Oracle Monetization Suite provides extensible microservices that let you build ML workflows to implement AI-powered features and functionalities. You use inference services to generate valuable insights, make accurate predictions, and deliver personalized suggestions to your customers.

You can use these microservices to create models tailored to your business needs. Models integrate with Oracle Monetization Suite products such as Billing and Revenue Management, Elastic Charging Engine, Billing Care, and Oracle Communications Convergent Charging Controller. You can train models using your own data and adapt them to your specific requirements using the training services.

You can configure, add, or remove the model’s features according to your business needs. This may include features like country, state, currency, and usage pattern of the customers.

Note:

The AI-based microservices and associated features are still in an experimental phase. Hence, this release offers only one AI-based feature.

Next Best Offer Recommendation

Oracle Monetization Suite uses AI to recommend the best customized offers, allowing you to present top recommendations for products, bundles, or services relevant to each customer.

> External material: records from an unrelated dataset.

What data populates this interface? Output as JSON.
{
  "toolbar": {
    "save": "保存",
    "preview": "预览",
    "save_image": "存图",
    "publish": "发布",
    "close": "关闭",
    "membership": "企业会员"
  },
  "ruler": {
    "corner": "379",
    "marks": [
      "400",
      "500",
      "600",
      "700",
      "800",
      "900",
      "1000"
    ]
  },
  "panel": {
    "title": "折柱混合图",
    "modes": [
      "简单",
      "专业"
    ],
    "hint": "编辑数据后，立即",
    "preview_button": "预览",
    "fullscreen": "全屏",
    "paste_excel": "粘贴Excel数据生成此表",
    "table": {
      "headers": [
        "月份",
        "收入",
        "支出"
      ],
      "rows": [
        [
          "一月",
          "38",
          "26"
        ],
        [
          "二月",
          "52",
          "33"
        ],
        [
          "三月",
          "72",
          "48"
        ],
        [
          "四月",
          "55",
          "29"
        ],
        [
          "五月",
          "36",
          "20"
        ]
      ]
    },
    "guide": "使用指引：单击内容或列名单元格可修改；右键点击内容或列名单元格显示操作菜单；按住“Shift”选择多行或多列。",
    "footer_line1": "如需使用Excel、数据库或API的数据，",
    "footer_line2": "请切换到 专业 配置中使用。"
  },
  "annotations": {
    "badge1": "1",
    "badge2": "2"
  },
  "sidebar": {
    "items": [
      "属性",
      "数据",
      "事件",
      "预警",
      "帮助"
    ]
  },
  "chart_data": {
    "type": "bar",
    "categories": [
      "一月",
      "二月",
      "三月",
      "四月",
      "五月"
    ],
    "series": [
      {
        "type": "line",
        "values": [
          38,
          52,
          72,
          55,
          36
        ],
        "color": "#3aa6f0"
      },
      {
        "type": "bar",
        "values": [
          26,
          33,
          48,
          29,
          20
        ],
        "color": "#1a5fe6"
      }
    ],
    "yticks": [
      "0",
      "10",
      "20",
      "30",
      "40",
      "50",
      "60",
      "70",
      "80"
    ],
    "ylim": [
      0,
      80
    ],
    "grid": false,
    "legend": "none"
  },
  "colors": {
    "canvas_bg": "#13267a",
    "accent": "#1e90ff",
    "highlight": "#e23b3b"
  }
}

The recommendation engine analyzes a combination of customer profile attributes, engagement history, product catalog information, and past purchase behavior to suggest the most appropriate offers for each customer. You can use these recommendations to target customers with highly relevant offers and support personalized marketing and upselling strategies.

For example, the system can propose offers or products based on a customer’s usage trends when a contract is about to expire or if the customer indicates interest in changing plans. You can also use the feature to identify top-performing offers or products within specific customer segments.

Figure 3-1 shows a sample end-to-end workflow of the AI- and ML-based model within Convergent Charging Controller.

Figure 3-1 Sample Workflow for AI-ML Model Within Convergent Charging Controller



In Figure 3-1, the workflow starts when the system receives a network event or request, such as a customer action or usage update. The Service Control Point (SCP) collects and formats the required customer information and forwards it to the prediction engine.

The prediction engine uses trained models, such as a deep neural network (DNN), k-nearest neighbors (KNN), or cosine similarity, along with configured features like country, usage, and product, to generate personalized offer recommendations. The prediction service returns the top recommended offers, ranked with a probability or score.

The recommendation, along with account and usage information, is formatted into a customer-friendly message and sent through the SCP back to the network, ultimately delivering a personalized offer or alert to the customer.

Note:

Figure 3-1 is only an example with Convergent Charging Controller as the product and not restricted to it. You can integrate AI with other products under Oracle Monetization Suite based on your own configurations.